Cuando pasó el acceso de llanto se limpió con su pañuelo los ojos y la cara, ya tranquilo.
Levantó la cabeza y miró a la señora, pero ésta no le miraba ya, miraba hacia la calle, a un punto
lejano, y su rostro estaba triste. En la mesita, ante él, había un nuevo vaso de leche y otro platillo
colmado de vainillas; comió lentamente, sin pensar en nada, como si nada le hubiera pasado,
como si estuviera en su casa y su madre fuera esa mujer que estaba detrás del mostrador.
Cuando terminó ya había oscurecido y el negocio se iluminaba con una bombilla eléctrica.
Estuvo un rato sentado, pensando en lo que le diría a la señora al despedirse, sin ocurrírsele nada
oportuno.

Al fin se levantó y dijo simplemente:

-Muchas gracias, señora; adiós..

-Adiós, hijo... -le contestó ella.Salió. El viento que venía del mar refrescó su cara, caliente aún por
el llanto. Caminó un rato sin dirección, tomando después por una calle que bajaba hacia los
muelles. La noche era hermosísima y grandes estrellas aparecían en el cielo de verano.
Pensó en la señora rubia que tan generosamente se había conducido e hizo propósitos de
pagarle y recompensarla de una manera digna cuando tuviera dinero; pero estos pensamientos de
gratitud se desvanecían junto con el ardor de su rostro, hasta que no quedó ninguno, y el hecho
reciente retrocedió y se perdió en los recodos de su vida pasada.
De pronto se sorprendió cantando algo en voz baja. Se irguió alegremente, pisando con
firmeza y decisión.
Llegó a la orilla del mar y anduvo de un lado para otro, elásticamente, sintiéndose rehacer,
como si sus fuerzas interiores, antes dispersas, se reunieran y amalgamaran sólidamente.

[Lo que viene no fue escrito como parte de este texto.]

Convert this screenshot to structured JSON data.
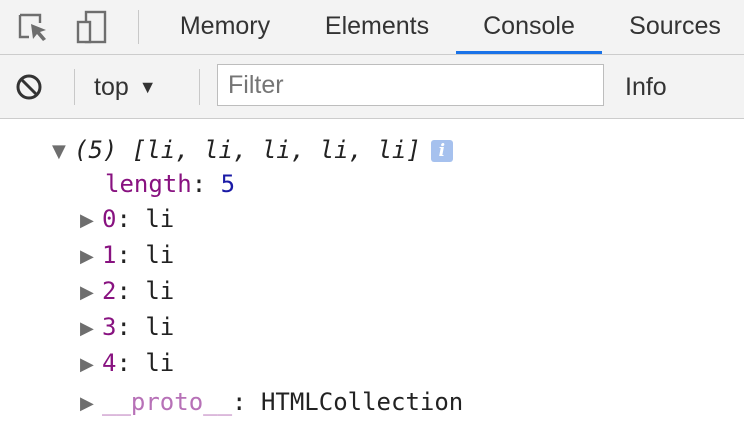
{
  "tabs": [
    {
      "label": "Memory",
      "active": false
    },
    {
      "label": "Elements",
      "active": false
    },
    {
      "label": "Console",
      "active": true
    },
    {
      "label": "Sources",
      "active": false
    }
  ],
  "toolbar": {
    "context": "top",
    "filter_placeholder": "Filter",
    "level": "Info"
  },
  "console": {
    "summary": {
      "count": "(5)",
      "items": "[li, li, li, li, li]",
      "info_badge": "i"
    },
    "length": {
      "key": "length",
      "value": "5"
    },
    "items": [
      {
        "key": "0",
        "value": "li"
      },
      {
        "key": "1",
        "value": "li"
      },
      {
        "key": "2",
        "value": "li"
      },
      {
        "key": "3",
        "value": "li"
      },
      {
        "key": "4",
        "value": "li"
      }
    ],
    "proto": {
      "key": "__proto__",
      "value": "HTMLCollection"
    }
  },
  "colors": {
    "accent": "#1a73e8",
    "key": "#881280",
    "number": "#1a1aa6",
    "proto": "#b771b7"
  },
  "icons": {
    "inspect": "inspect-element-icon",
    "device": "device-toolbar-icon",
    "clear": "clear-console-icon",
    "expand": "triangle-right-icon",
    "collapse": "triangle-down-icon"
  }
}
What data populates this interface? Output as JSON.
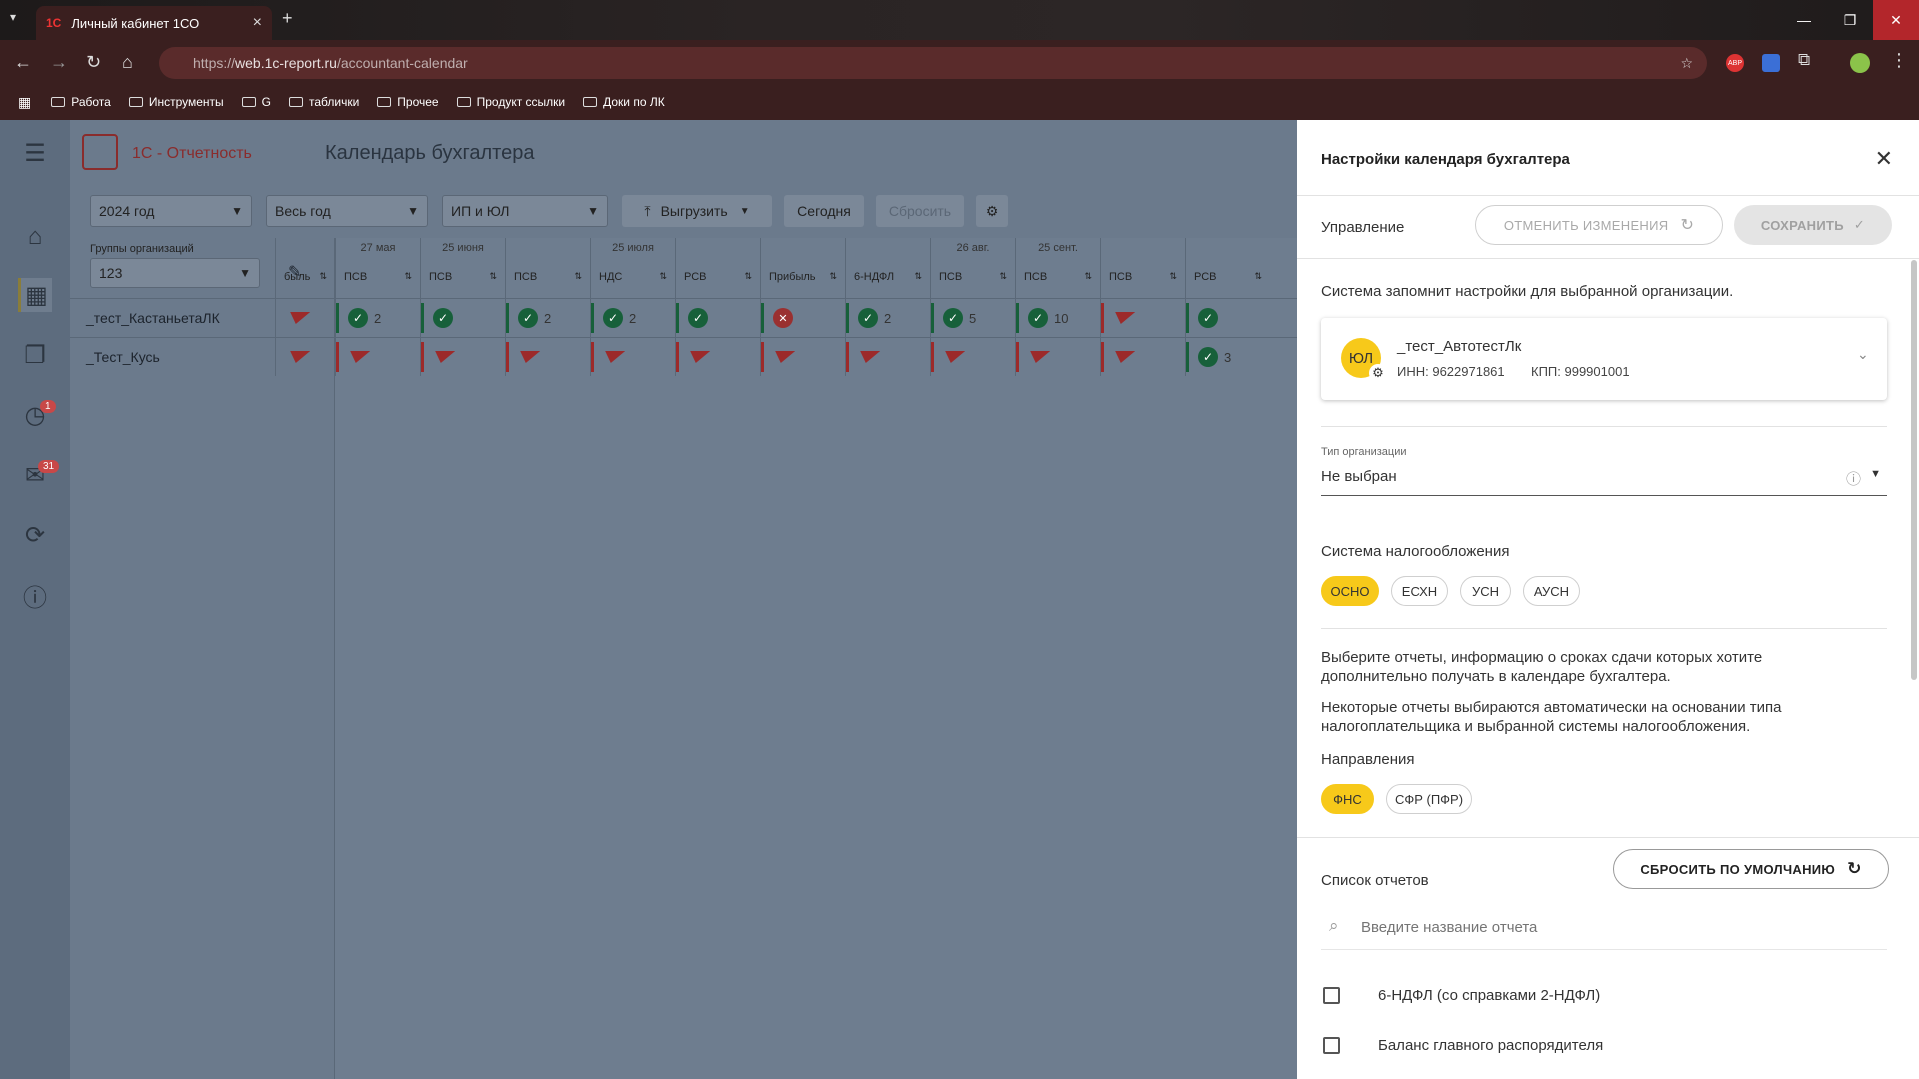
{
  "browser": {
    "tab_title": "Личный кабинет 1СО",
    "tab_favicon": "1С",
    "url_prefix": "https://",
    "url_host": "web.1c-report.ru",
    "url_path": "/accountant-calendar",
    "bookmarks": [
      "Работа",
      "Инструменты",
      "G",
      "таблички",
      "Прочее",
      "Продукт ссылки",
      "Доки по ЛК"
    ]
  },
  "app": {
    "logo": "1С - Отчетность",
    "page_title": "Календарь бухгалтера",
    "badges": {
      "notifications": "1",
      "messages": "31"
    },
    "toolbar": {
      "year": "2024 год",
      "period": "Весь год",
      "org_type": "ИП и ЮЛ",
      "export": "Выгрузить",
      "today": "Сегодня",
      "reset": "Сбросить"
    },
    "group_label": "Группы организаций",
    "group_value": "123",
    "columns": [
      {
        "date": "",
        "name": "быль"
      },
      {
        "date": "27 мая",
        "name": "ПСВ"
      },
      {
        "date": "25 июня",
        "name": "ПСВ"
      },
      {
        "date": "",
        "name": "ПСВ"
      },
      {
        "date": "25 июля",
        "name": "НДС"
      },
      {
        "date": "",
        "name": "РСВ"
      },
      {
        "date": "",
        "name": "Прибыль"
      },
      {
        "date": "",
        "name": "6-НДФЛ"
      },
      {
        "date": "26 авг.",
        "name": "ПСВ"
      },
      {
        "date": "25 сент.",
        "name": "ПСВ"
      },
      {
        "date": "",
        "name": "ПСВ"
      },
      {
        "date": "",
        "name": "РСВ"
      }
    ],
    "rows": [
      {
        "org": "_тест_КастаньетаЛК",
        "cells": [
          "",
          "2",
          "",
          "2",
          "2",
          "",
          "",
          "2",
          "5",
          "10",
          "",
          ""
        ]
      },
      {
        "org": "_Тест_Кусь",
        "cells": [
          "",
          "",
          "",
          "",
          "",
          "",
          "",
          "",
          "",
          "",
          "",
          "3"
        ]
      }
    ]
  },
  "panel": {
    "title": "Настройки календаря бухгалтера",
    "management_label": "Управление",
    "cancel_changes": "ОТМЕНИТЬ ИЗМЕНЕНИЯ",
    "save": "СОХРАНИТЬ",
    "memory_note": "Система запомнит настройки для выбранной организации.",
    "org": {
      "avatar": "ЮЛ",
      "name": "_тест_АвтотестЛк",
      "inn": "ИНН: 9622971861",
      "kpp": "КПП: 999901001"
    },
    "org_type_label": "Тип организации",
    "org_type_value": "Не выбран",
    "tax_label": "Система налогообложения",
    "tax_options": [
      "ОСНО",
      "ЕСХН",
      "УСН",
      "АУСН"
    ],
    "reports_note_1": "Выберите отчеты, информацию о сроках сдачи которых хотите дополнительно получать в календаре бухгалтера.",
    "reports_note_2": "Некоторые отчеты выбираются автоматически на основании типа налогоплательщика и выбранной системы налогообложения.",
    "directions_label": "Направления",
    "directions": [
      "ФНС",
      "СФР (ПФР)"
    ],
    "reports_list_label": "Список отчетов",
    "reset_default": "СБРОСИТЬ ПО УМОЛЧАНИЮ",
    "search_placeholder": "Введите название отчета",
    "reports": [
      "6-НДФЛ (со справками 2-НДФЛ)",
      "Баланс главного распорядителя"
    ]
  }
}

Después la fatiga del trabajo empezó a subirle por las piernas en un lento hormigueo y se
sentó sobre un montón de bolsas.
Miró el mar. Las luces del muelle y las de los barcos se extendían por el agua en un
reguero rojizo y dorado, temblando suavemente. Se tendió de espaldas, mirando el cielo largo
rato. No tenía ganas de pensar, ni de cantar, ni de hablar. Se sentía vivir, nada más.
Hasta que se quedó dormido con el rostro vuelto hacia el mar.